By AkagawaTsurunaki.
A spider script which can crawl the comments under videos from Bilibili. Supports automatic checkpoint recovery of historical records, basic data cleaning, and basic data statistics.
2023/10/19
Now we support collect comments from Xiaohongshu and save data as a tree structure.
You can download and install Firefox browser through the following link:
You can download Firefox geckodriver through the following link:
https://github.com/mozilla/geckodriver/releases
Remember that the version of browser and driver should correspond.
Use pip command to install all of required libs.
We suppose you have installed Python in your computer. Then you should install all dependencies through this command.

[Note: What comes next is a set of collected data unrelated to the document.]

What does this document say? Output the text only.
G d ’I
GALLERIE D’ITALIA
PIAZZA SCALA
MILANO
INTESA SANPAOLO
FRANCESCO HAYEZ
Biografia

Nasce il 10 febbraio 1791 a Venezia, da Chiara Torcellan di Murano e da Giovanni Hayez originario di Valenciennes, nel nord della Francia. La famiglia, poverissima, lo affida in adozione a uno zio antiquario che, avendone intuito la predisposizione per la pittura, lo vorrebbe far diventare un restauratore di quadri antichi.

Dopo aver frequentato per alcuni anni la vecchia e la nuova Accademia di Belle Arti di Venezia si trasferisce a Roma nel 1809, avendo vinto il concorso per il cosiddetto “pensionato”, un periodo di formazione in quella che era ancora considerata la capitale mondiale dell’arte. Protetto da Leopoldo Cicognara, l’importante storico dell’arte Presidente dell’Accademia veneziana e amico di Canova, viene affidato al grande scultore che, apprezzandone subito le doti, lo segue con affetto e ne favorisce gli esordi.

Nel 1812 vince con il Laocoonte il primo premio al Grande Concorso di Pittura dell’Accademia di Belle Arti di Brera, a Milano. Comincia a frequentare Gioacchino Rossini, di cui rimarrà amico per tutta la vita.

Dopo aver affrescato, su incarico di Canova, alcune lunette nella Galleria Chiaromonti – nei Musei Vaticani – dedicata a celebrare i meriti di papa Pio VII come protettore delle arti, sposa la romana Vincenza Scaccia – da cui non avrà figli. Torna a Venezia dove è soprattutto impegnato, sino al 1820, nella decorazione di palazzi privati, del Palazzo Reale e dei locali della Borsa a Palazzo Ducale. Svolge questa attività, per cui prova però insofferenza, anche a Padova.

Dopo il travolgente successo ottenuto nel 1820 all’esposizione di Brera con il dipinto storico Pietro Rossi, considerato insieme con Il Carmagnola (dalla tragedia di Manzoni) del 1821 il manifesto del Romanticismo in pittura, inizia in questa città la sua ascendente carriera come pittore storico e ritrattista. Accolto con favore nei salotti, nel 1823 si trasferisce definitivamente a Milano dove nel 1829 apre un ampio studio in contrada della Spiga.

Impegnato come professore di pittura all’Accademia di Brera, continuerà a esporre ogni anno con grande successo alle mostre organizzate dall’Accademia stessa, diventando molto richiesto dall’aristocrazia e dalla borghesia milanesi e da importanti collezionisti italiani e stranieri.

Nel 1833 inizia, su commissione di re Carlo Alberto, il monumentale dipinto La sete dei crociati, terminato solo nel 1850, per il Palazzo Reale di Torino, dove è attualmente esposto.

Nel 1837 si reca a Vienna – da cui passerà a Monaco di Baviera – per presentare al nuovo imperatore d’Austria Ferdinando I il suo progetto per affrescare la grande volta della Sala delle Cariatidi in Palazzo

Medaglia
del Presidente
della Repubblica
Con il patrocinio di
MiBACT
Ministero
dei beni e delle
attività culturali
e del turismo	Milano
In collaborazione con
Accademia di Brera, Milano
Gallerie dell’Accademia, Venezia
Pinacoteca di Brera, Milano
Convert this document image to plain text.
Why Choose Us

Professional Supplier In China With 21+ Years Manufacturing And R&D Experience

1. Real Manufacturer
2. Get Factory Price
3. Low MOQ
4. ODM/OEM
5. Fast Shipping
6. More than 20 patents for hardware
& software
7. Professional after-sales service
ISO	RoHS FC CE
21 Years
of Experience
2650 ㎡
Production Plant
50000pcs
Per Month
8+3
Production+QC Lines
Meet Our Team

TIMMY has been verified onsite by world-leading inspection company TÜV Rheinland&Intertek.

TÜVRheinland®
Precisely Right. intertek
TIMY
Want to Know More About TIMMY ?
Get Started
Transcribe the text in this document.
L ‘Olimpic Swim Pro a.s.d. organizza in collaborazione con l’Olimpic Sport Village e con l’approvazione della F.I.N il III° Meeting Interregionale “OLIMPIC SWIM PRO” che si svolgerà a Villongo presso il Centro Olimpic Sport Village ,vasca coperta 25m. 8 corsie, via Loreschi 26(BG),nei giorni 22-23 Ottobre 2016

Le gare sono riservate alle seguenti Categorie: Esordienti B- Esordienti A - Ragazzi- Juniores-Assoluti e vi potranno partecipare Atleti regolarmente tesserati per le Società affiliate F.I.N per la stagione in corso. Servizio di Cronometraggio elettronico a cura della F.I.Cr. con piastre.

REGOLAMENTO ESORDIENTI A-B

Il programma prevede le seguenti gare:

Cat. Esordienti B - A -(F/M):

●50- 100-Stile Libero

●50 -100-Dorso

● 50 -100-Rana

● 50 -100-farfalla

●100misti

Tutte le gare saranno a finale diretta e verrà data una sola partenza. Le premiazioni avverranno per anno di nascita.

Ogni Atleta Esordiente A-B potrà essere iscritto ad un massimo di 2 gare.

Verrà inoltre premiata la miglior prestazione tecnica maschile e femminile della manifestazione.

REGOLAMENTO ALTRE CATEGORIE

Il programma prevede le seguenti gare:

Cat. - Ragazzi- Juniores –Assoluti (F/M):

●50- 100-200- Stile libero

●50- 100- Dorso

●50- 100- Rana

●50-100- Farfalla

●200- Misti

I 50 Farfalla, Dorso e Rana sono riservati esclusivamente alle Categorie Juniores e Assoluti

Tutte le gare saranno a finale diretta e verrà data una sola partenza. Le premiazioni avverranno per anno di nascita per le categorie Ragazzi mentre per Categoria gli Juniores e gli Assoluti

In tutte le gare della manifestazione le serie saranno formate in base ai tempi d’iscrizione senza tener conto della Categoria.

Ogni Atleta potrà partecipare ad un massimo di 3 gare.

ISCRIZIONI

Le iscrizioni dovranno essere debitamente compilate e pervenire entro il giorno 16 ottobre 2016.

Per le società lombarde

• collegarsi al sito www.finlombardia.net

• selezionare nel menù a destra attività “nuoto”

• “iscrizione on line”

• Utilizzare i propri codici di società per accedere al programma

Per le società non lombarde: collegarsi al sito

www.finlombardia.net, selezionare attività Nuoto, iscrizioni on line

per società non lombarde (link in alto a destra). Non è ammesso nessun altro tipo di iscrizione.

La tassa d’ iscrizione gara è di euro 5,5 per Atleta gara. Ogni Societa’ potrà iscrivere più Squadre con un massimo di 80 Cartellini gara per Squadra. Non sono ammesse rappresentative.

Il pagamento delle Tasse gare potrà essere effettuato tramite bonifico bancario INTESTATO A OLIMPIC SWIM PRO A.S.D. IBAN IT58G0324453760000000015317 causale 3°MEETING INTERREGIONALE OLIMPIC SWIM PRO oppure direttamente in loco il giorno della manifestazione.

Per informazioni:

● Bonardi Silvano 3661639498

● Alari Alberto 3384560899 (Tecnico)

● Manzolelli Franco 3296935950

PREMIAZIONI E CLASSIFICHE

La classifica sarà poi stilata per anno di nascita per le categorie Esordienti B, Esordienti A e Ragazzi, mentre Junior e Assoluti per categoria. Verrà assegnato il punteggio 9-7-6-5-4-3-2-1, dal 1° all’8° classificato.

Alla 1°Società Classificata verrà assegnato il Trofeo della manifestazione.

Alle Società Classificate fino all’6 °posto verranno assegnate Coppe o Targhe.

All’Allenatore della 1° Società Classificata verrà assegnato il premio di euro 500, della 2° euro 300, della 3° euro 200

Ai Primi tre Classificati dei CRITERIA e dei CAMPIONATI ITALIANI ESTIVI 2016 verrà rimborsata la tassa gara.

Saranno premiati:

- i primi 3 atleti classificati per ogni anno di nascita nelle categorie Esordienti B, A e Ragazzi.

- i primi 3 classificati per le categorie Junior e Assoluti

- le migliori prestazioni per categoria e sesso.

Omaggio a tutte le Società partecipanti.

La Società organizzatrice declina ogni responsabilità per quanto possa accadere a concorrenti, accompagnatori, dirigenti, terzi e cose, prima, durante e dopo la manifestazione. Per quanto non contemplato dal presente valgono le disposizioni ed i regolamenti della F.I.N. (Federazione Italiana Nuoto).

pip install -r requirements.txt
You can find the configuration file in .\config\chat_spider_config.py
,
firefox_profile_dir
: path of the profile folder of Firefox,
which contains your personal information,
for instance, your login cookies.
Without login, you may only check 3 comments below for each specified video in Bilibili.
So you should login first and then start BiliChatSpider.
firefox_driver_dir
: path of the driver of Firefox.
To launch Selenium successfully,
you must download driver with corresponding Firefox version.
save_path
: path where the comments data will be stored. We default it to .\dataset
.
sleep_time_before_job_launching
: the seconds a process will sleep before a job launches.
sleep_time_after_job_launching
: the seconds a process will sleep after a job launched.
max_parallel_job_num
: BiliChatSpider uses multiprocess,
this argument specifies how many processes will be started in parallel.
For instance, you want to crawl 4 hosts, which names are 嘉然今天吃什么
, 向晚大魔王
, 乃琳Queen
and 珈乐Carol
.
In terminal please use command like following:
python ./bili.py `
-l 672328094 672346917 672342685 351609538`
And BiliChatSpider will automatically start and save comments data.
-l
or --list
: A string list about the uid you want to crawl.
-f
or --force
: Force the script to update the history cache, default to 'N'
, opposite to Y
.
BiliChatSpider will first open a page to get up_name
and then traverse the whole space to get the video list and store it in default path .\dataset\history.json
.
-t
or --time
: Set the time BiliChatSpider will start automatically.
If you want to crawl the videos related to specified uid. In terminal please use command like following:
python ./bili.py `
-u 672328094 `
-b BV14m4y1V7oj BV1Mm4y1V7R BV1Jw41117Zk
-u
or --uid
: The ID of an UP.
-b
or --bv
: A string list of bv number related to the videos you want to crawl.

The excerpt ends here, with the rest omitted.